Returns theta_final of same shape.

CardamomOT.inference.network.refine_inference(y_samples, y_proba, y_prot, y_prot_mod, y_kon, inter, basal, theta_ref, ks, G, g, n_networks, n_samples, proba, l_pen, weight_prev=0.5, loss='CE', correc_ref=0, final=0, G_tol=None, hard_forcing_ref=False, ref_constraint_pct=0.1)

Refinement step: optimise multiplicative correction factors over inter and per-sample basal.

basal : (n_samples, n_networks) Returns updated (inter, basal).

CardamomOT.inference.network.main_loop_inference(g, y_samples, y_proba, y_prot, y_prot_mod, y_kon, theta_init, theta_ref, ks, G, n_networks, n_samples, proba, l_gen, scale, inter_tmp, basal_tmp, inter, basal, ref_network, weight_prev=0.5, loss='CE', final=0, constrain_basal_uniform=0.0, basal_free_mask=None, G_tol=None, hard_forcing_ref=False, ref_constraint_pct=0.1, seuil_min_network=0.01)

Joint inference (inter + per-sample basal) for a single gene g.

theta_init : (G + n_samples, n_networks) basal : (n_samples, n_networks) — will be updated in-place (copy returned) inter : (G, n_networks) — will be updated in-place (copy returned) basal_free_mask : (n_samples,) bool — True for samples NOT pinned by basal_ref for gene g Returns (basal, inter, basal_tmp, inter_tmp).

CardamomOT.inference.network.inference_network(y_samples, y_kon, y_proba, y_prot, y_prot_mod, ks, n_stimuli=1, proba=0, ref_network=None, basal_init=None, inter_init=None, basal_ref=None, inter_ref=None, scale=100, weight_prev=0.5, loss='CE', final=0, samples_id=None, constrain_basal_uniform=0.0, hard_forcing_ref=False, ref_constraint_pct=0.1, seuil_min_network=0.01) tuple[numpy.ndarray, numpy.ndarray, numpy.ndarray, numpy.ndarray]

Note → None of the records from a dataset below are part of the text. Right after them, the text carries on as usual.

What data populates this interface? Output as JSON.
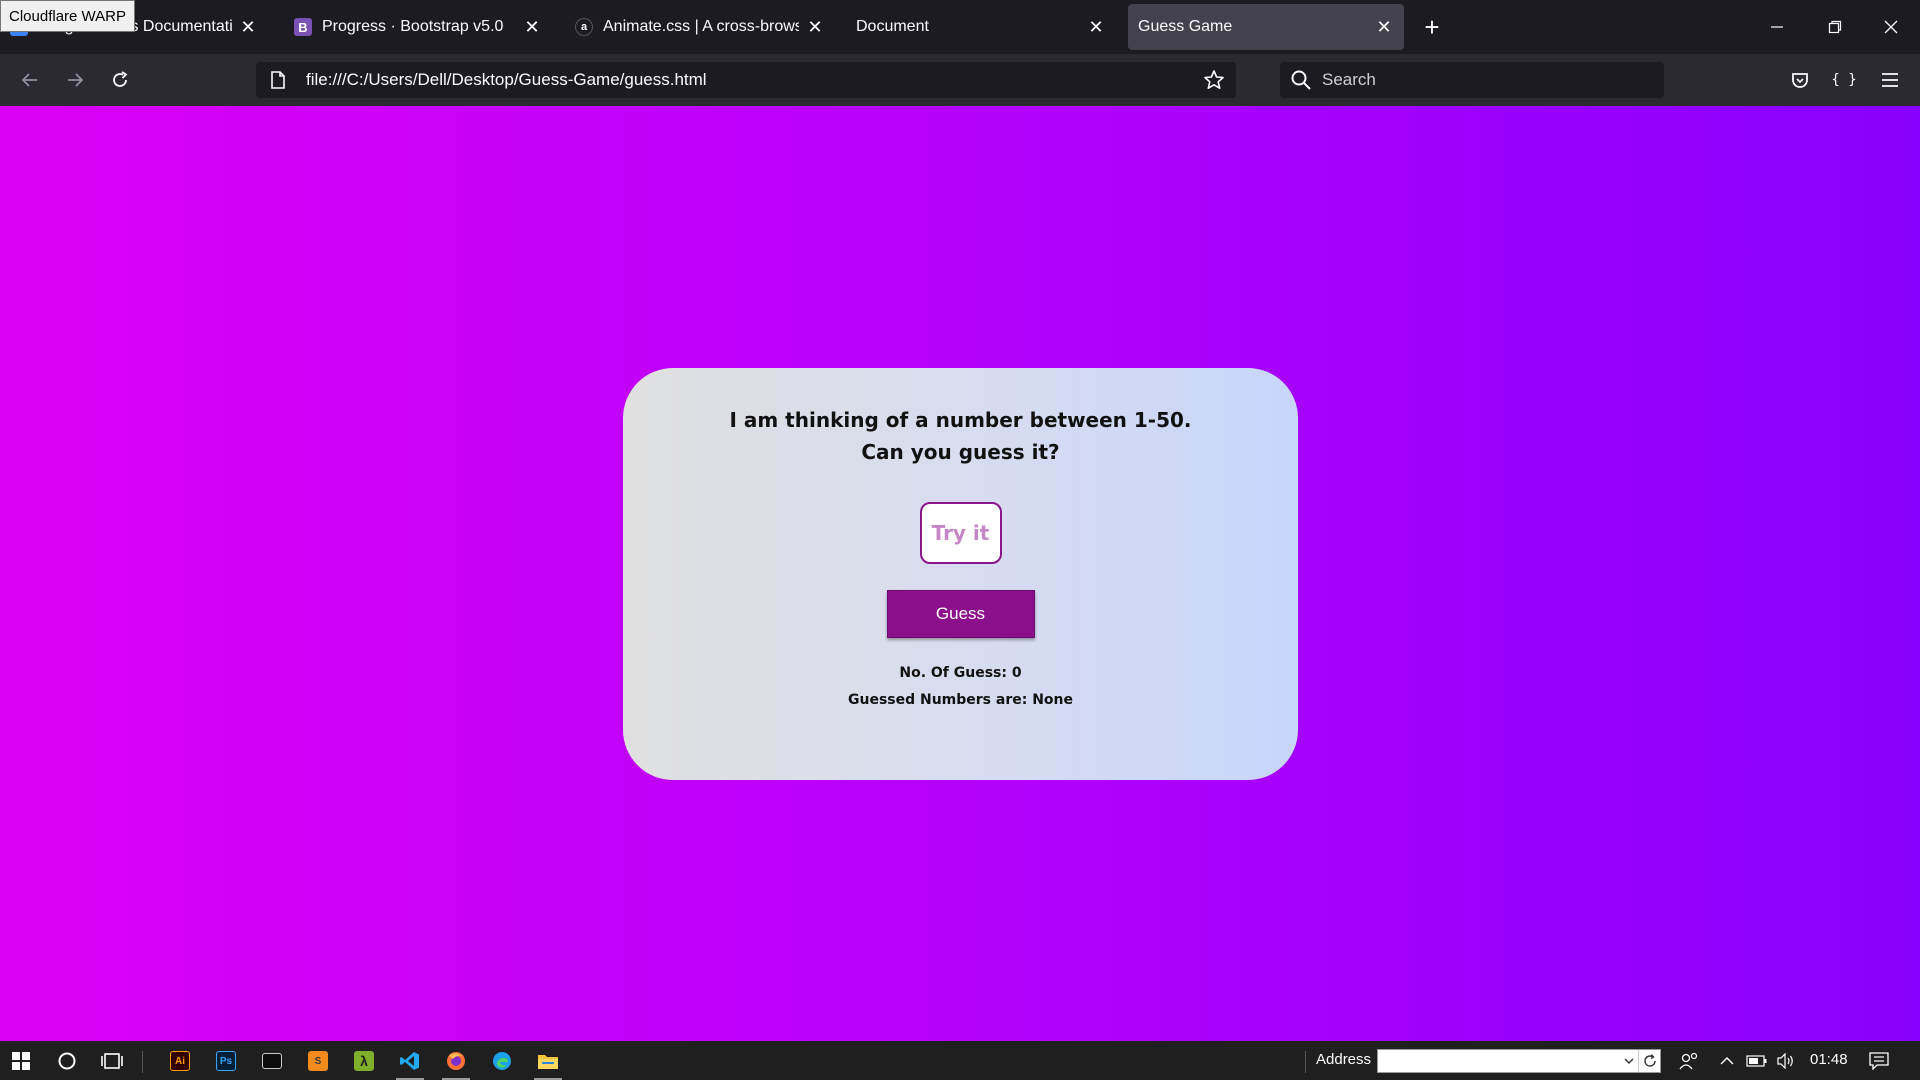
{
  "tooltip": "Cloudflare WARP",
  "tabs": [
    {
      "title": "ImageKit.io.ss Documentation",
      "favicon_color": "#3b82f6",
      "favicon_text": ""
    },
    {
      "title": "Progress · Bootstrap v5.0",
      "favicon_color": "#7952b3",
      "favicon_text": "B"
    },
    {
      "title": "Animate.css | A cross-browser li",
      "favicon_color": "#1c1b22",
      "favicon_text": "a"
    },
    {
      "title": "Document",
      "favicon_color": "",
      "favicon_text": ""
    },
    {
      "title": "Guess Game",
      "favicon_color": "",
      "favicon_text": ""
    }
  ],
  "active_tab": 4,
  "address": {
    "url": "file:///C:/Users/Dell/Desktop/Guess-Game/guess.html"
  },
  "search": {
    "placeholder": "Search"
  },
  "game": {
    "prompt_line1": "I am thinking of a number between 1-50.",
    "prompt_line2": "Can you guess it?",
    "input_placeholder": "Try it",
    "guess_button": "Guess",
    "guess_count": "No. Of Guess: 0",
    "guessed_numbers": "Guessed Numbers are: None"
  },
  "colors": {
    "bg_gradient_start": "#dd00f6",
    "bg_gradient_end": "#8800fd",
    "guess_button": "#8b0e8b"
  },
  "taskbar": {
    "apps": [
      "windows-start",
      "cortana",
      "task-view",
      "illustrator",
      "photoshop",
      "terminal",
      "sublime-text",
      "lambda-app",
      "vscode",
      "firefox",
      "edge",
      "file-explorer"
    ],
    "address_label": "Address",
    "time": "01:48"
  }
}
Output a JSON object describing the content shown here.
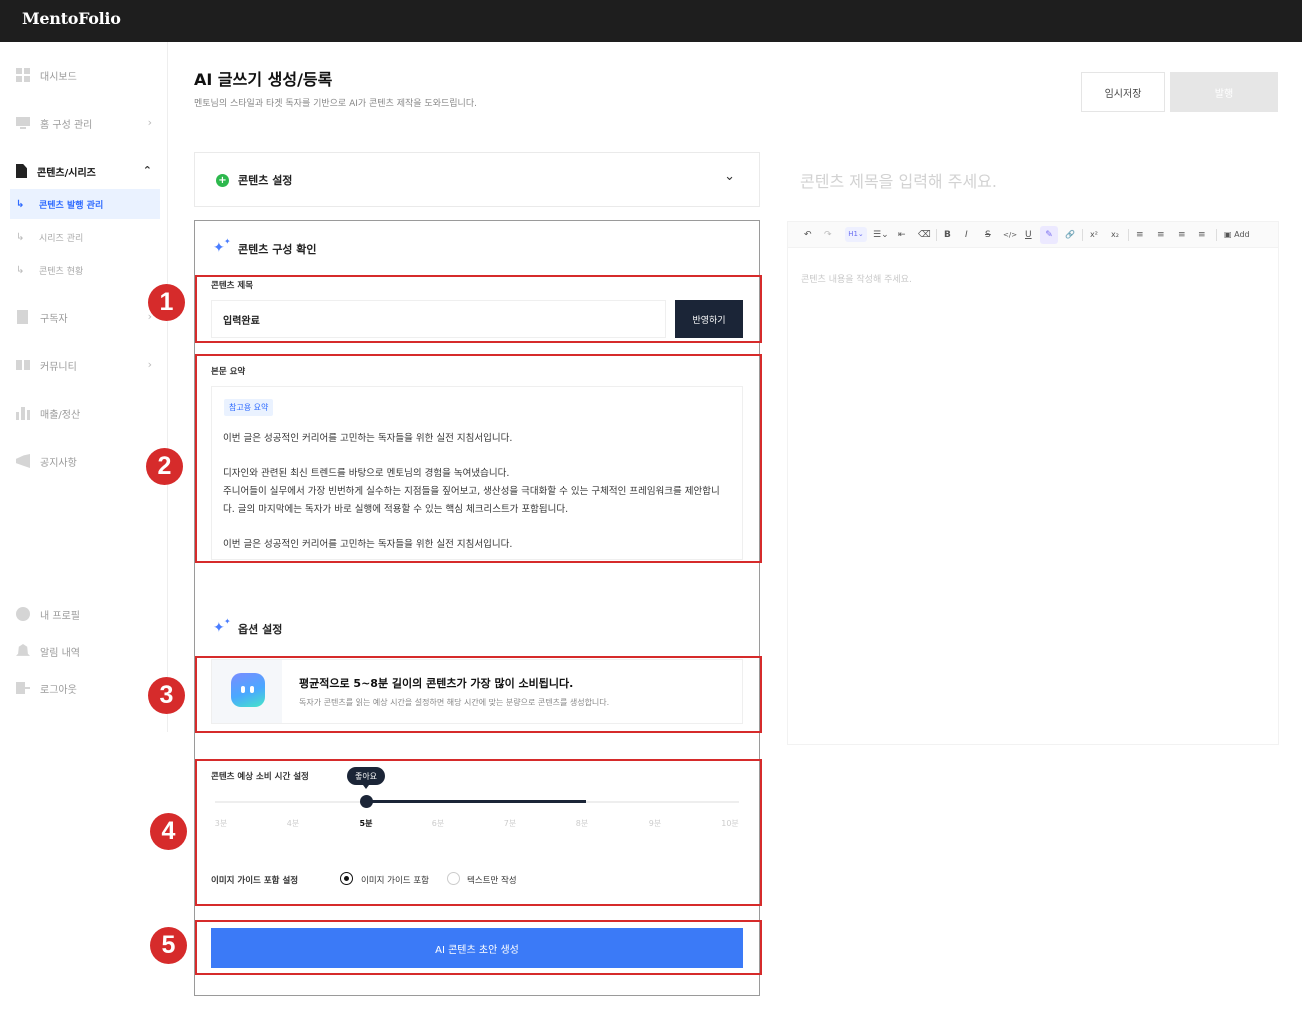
{
  "app": {
    "brand": "MentoFolio"
  },
  "sidebar": {
    "items": [
      {
        "label": "대시보드",
        "icon": "dashboard-icon"
      },
      {
        "label": "홈 구성 관리",
        "icon": "monitor-icon",
        "chevron": "›"
      },
      {
        "label": "콘텐츠/시리즈",
        "icon": "document-icon",
        "chevron": "⌃"
      },
      {
        "label": "구독자",
        "icon": "subscriber-icon",
        "chevron": "›"
      },
      {
        "label": "커뮤니티",
        "icon": "community-icon",
        "chevron": "›"
      },
      {
        "label": "매출/정산",
        "icon": "sales-icon"
      },
      {
        "label": "공지사항",
        "icon": "megaphone-icon"
      },
      {
        "label": "내 프로필",
        "icon": "profile-icon"
      },
      {
        "label": "알림 내역",
        "icon": "bell-icon"
      },
      {
        "label": "로그아웃",
        "icon": "logout-icon"
      }
    ],
    "sub_items": [
      {
        "label": "콘텐츠 발행 관리",
        "arrow": "↳"
      },
      {
        "label": "시리즈 관리",
        "arrow": "↳"
      },
      {
        "label": "콘텐츠 현황",
        "arrow": "↳"
      }
    ]
  },
  "header": {
    "title": "AI 글쓰기 생성/등록",
    "subtitle": "멘토님의 스타일과 타겟 독자를 기반으로 AI가 콘텐츠 제작을 도와드립니다.",
    "draft_label": "임시저장",
    "publish_label": "발행"
  },
  "settings": {
    "icon_glyph": "+",
    "label": "콘텐츠 설정",
    "chevron": "⌄"
  },
  "composition": {
    "title": "콘텐츠 구성 확인",
    "sparkle": "✦",
    "title_field": {
      "label": "콘텐츠 제목",
      "value": "입력완료",
      "apply_label": "반영하기"
    },
    "summary": {
      "label": "본문 요약",
      "badge": "참고용 요약",
      "lines": [
        "이번 글은 성공적인 커리어를 고민하는 독자들을 위한 실전 지침서입니다.",
        "디자인와 관련된 최신 트렌드를 바탕으로 멘토님의 경험을 녹여냈습니다.",
        "주니어들이 실무에서 가장 빈번하게 실수하는 지점들을 짚어보고, 생산성을 극대화할 수 있는 구체적인 프레임워크를 제안합니",
        "다. 글의 마지막에는 독자가 바로 실행에 적용할 수 있는 핵심 체크리스트가 포함됩니다.",
        "이번 글은 성공적인 커리어를 고민하는 독자들을 위한 실전 지침서입니다."
      ]
    }
  },
  "options": {
    "title": "옵션 설정",
    "info_title": "평균적으로 5~8분 길이의 콘텐츠가 가장 많이 소비됩니다.",
    "info_desc": "독자가 콘텐츠를 읽는 예상 시간을 설정하면 해당 시간에 맞는 분량으로 콘텐츠를 생성합니다.",
    "time": {
      "label": "콘텐츠 예상 소비 시간 설정",
      "tooltip": "좋아요",
      "ticks": [
        "3분",
        "4분",
        "5분",
        "6분",
        "7분",
        "8분",
        "9분",
        "10분"
      ],
      "selected": "5분",
      "range_end": "8분"
    },
    "image_guide": {
      "label": "이미지 가이드 포함 설정",
      "options": [
        "이미지 가이드 포함",
        "텍스트만 작성"
      ],
      "selected": "이미지 가이드 포함"
    },
    "generate_label": "AI 콘텐츠 초안 생성"
  },
  "annotations": [
    "1",
    "2",
    "3",
    "4",
    "5"
  ],
  "editor": {
    "title_placeholder": "콘텐츠 제목을 입력해 주세요.",
    "body_placeholder": "콘텐츠 내용을 작성해 주세요.",
    "toolbar": {
      "undo": "↶",
      "redo": "↷",
      "heading": "H1⌄",
      "list": "☰⌄",
      "indent": "⇤",
      "clear": "⌫",
      "bold": "B",
      "italic": "I",
      "strike": "S",
      "code": "</>",
      "underline": "U",
      "highlight": "✎",
      "link": "🔗",
      "superscript": "x²",
      "subscript": "x₂",
      "align_left": "≡",
      "align_center": "≡",
      "align_right": "≡",
      "align_justify": "≡",
      "add_label": "Add"
    }
  },
  "colors": {
    "accent": "#3b7af7",
    "dark": "#1b2537",
    "annotation": "#d62b2b",
    "success": "#2db84d"
  }
}
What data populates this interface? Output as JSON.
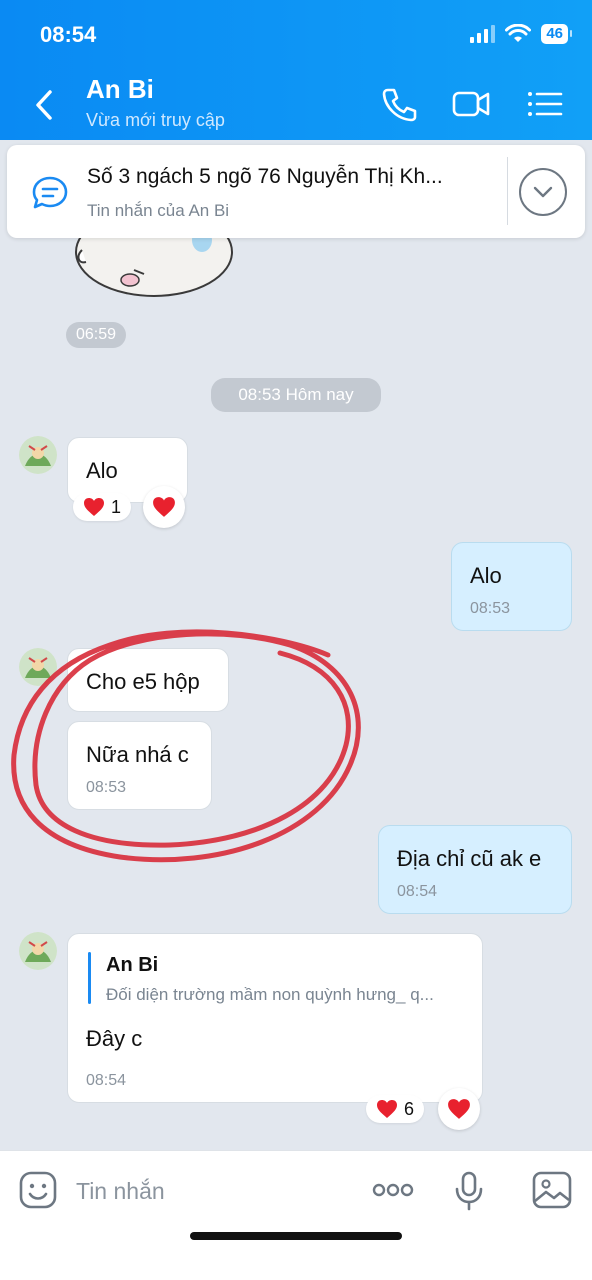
{
  "status_bar": {
    "time": "08:54",
    "battery": "46"
  },
  "header": {
    "name": "An Bi",
    "status": "Vừa mới truy cập"
  },
  "pinned": {
    "title": "Số 3 ngách 5 ngõ 76 Nguyễn Thị Kh...",
    "subtitle": "Tin nhắn của An Bi"
  },
  "chat": {
    "sticker_time": "06:59",
    "day_separator": "08:53 Hôm nay",
    "msg1": {
      "text": "Alo",
      "reaction_count": "1"
    },
    "msg2": {
      "text": "Alo",
      "time": "08:53"
    },
    "msg3": {
      "text": "Cho e5 hộp"
    },
    "msg4": {
      "text": "Nữa nhá c",
      "time": "08:53"
    },
    "msg5": {
      "text": "Địa chỉ cũ ak e",
      "time": "08:54"
    },
    "msg6": {
      "quote_author": "An Bi",
      "quote_text": "Đối diện trường mầm non quỳnh hưng_ q...",
      "text": "Đây c",
      "time": "08:54",
      "reaction_count": "6"
    }
  },
  "input": {
    "placeholder": "Tin nhắn"
  },
  "colors": {
    "header": "#0a8af3",
    "mine_bubble": "#d6efff",
    "annotation": "#d8303d",
    "heart": "#e8212e"
  }
}
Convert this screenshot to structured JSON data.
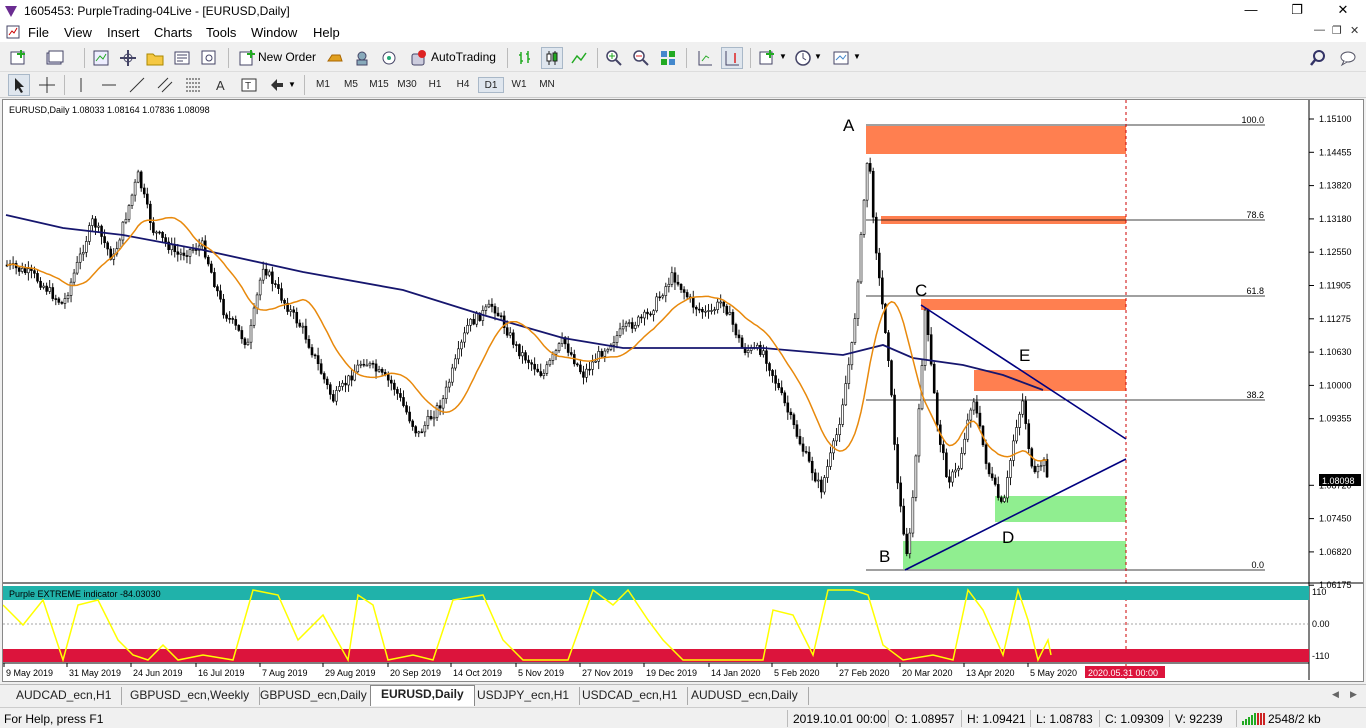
{
  "window": {
    "title": "1605453: PurpleTrading-04Live - [EURUSD,Daily]",
    "minimize": "—",
    "restore": "❐",
    "close": "✕"
  },
  "menu": [
    "File",
    "View",
    "Insert",
    "Charts",
    "Tools",
    "Window",
    "Help"
  ],
  "toolbar": {
    "new_order": "New Order",
    "auto_trading": "AutoTrading"
  },
  "timeframes": [
    "M1",
    "M5",
    "M15",
    "M30",
    "H1",
    "H4",
    "D1",
    "W1",
    "MN"
  ],
  "active_timeframe": "D1",
  "chart": {
    "info": "EURUSD,Daily  1.08033 1.08164 1.07836 1.08098",
    "current_price": "1.08098",
    "price_ticks": [
      "1.15100",
      "1.14455",
      "1.13820",
      "1.13180",
      "1.12550",
      "1.11905",
      "1.11275",
      "1.10630",
      "1.10000",
      "1.09355",
      "1.08720",
      "1.07450",
      "1.06820",
      "1.06175"
    ],
    "date_ticks": [
      "9 May 2019",
      "31 May 2019",
      "24 Jun 2019",
      "16 Jul 2019",
      "7 Aug 2019",
      "29 Aug 2019",
      "20 Sep 2019",
      "14 Oct 2019",
      "5 Nov 2019",
      "27 Nov 2019",
      "19 Dec 2019",
      "14 Jan 2020",
      "5 Feb 2020",
      "27 Feb 2020",
      "20 Mar 2020",
      "13 Apr 2020",
      "5 May 2020"
    ],
    "date_highlight": "2020.05.31 00:00",
    "fib_levels": [
      "100.0",
      "78.6",
      "61.8",
      "38.2",
      "0.0"
    ],
    "wave_labels": [
      "A",
      "B",
      "C",
      "D",
      "E"
    ],
    "indicator_label": "Purple EXTREME indicator -84.03030",
    "indicator_ticks": [
      "110",
      "0.00",
      "-110"
    ],
    "colors": {
      "ma_fast": "#e8890c",
      "ma_slow": "#16166e",
      "supply_zone": "#ff7f50",
      "demand_zone": "#90ee90",
      "indicator_line": "#ffff00",
      "indicator_top": "#20b2aa",
      "indicator_bottom": "#dc143c",
      "trendline": "#000080"
    }
  },
  "tabs": [
    "AUDCAD_ecn,H1",
    "GBPUSD_ecn,Weekly",
    "GBPUSD_ecn,Daily",
    "EURUSD,Daily",
    "USDJPY_ecn,H1",
    "USDCAD_ecn,H1",
    "AUDUSD_ecn,Daily"
  ],
  "active_tab": "EURUSD,Daily",
  "status": {
    "help": "For Help, press F1",
    "datetime": "2019.10.01 00:00",
    "open": "O: 1.08957",
    "high": "H: 1.09421",
    "low": "L: 1.08783",
    "close": "C: 1.09309",
    "volume": "V: 92239",
    "traffic": "2548/2 kb"
  }
}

Joint network inference: interactions shared across samples, basal per sample.

Returns (basal, inter, basal_tmp, inter_tmp). basal shape: (n_samples, G, n_networks)

constrain_basal_uniformfloat >= 0

When > 0, adds a penalty that pushes per-sample basals toward their common mean for each gene. Samples whose basal is pinned by a non-zero basal_ref (KO/OV priors) are excluded from the penalty for that gene.